I absolutely love the challenge of upcycling old objects into something new.

Instead of tossing this empty Dunkin Donuts coffee container into the recycle bin, I upcycled it into a flower pot for my snake plant.

Snake plants have tall, spiky leaves that look like snakes. They are low-maintenance houseplants that are easy to care for and hard to kill. Perfect for someone like me who is new to caring for houseplants and sometimes forgets to water them. 

The only problem with my wonderful coffee-container-turned-flower-pot idea was that the plant grew! It was time to move it to a bigger container, but I didn’t want an ordinary old flower pot. (And I didn’t want to pay a lot of money for one either! Flower pots can get pricey.)

I lucked out at the Hayfield, Va. Goodwill store. They had a nice selection of flower pots and other interesting containers in the Housewares section.

I selected a blue flower pot that only cost $6.99. And that’s when I got another great idea. What if I turned this ordinary pot into Medusa, the lady from Greek mythology with snakes instead of hair? That would be the perfect container for my snake plant!

Drawing faces can be challenging for me. But, like anything, it gets better with practice. Before I started this project, I sketched a few practice faces on paper and watched a YouTube tutorial about how to draw Medusa. 

When I felt comfortable with my concept for her face, I sketched it onto the pot using a dry-erase marker. The dry-erase marker worked great! It was easier to see on the ceramic pot than the pencil I tried at first. And I could easily wipe away any lines I didn’t like and try again. I re-did her mouth a few times until I was happy with her little smile.

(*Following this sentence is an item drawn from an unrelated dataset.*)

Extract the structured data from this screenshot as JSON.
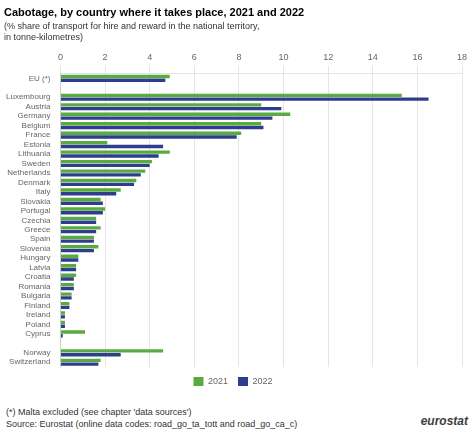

Once I had Medusa’s face in place, I came back with a black Posca paint pen and traced over the red dry-erase marker lines. After the paint pen dried completely a few minutes later, I wiped off any red lines that were still visible.

Then, I colored in Medusa’s eyes and mouth with more Posca paint pens. These are great upcycling tools if you want to add a little personal style to an item quickly and easily.

Finally, I transplanted the snake plant from the coffee container to the new Medusa flower pot.

Look at her now! (Don’t worry. She won’t turn you to stone!)

I probably wouldn’t have tried out this silly idea on a brand-new flowerpot if I had paid full price for a new one. I would be too afraid to mess it up! That’s one of the things I love about shopping at Goodwill. Paying less for a pre-owned item gives me the freedom to experiment and try out my weird upcycling ideas. Somebody else has already used this item for its original purpose. They donated it instead of throwing it away. Now it’s my turn to have a little fun. 

And the best part about all of this is that more than 94 cents of every dollar spent at Goodwill stores supports Goodwill’s mission of providing free job training and education to people with disabilities and other barriers to employment.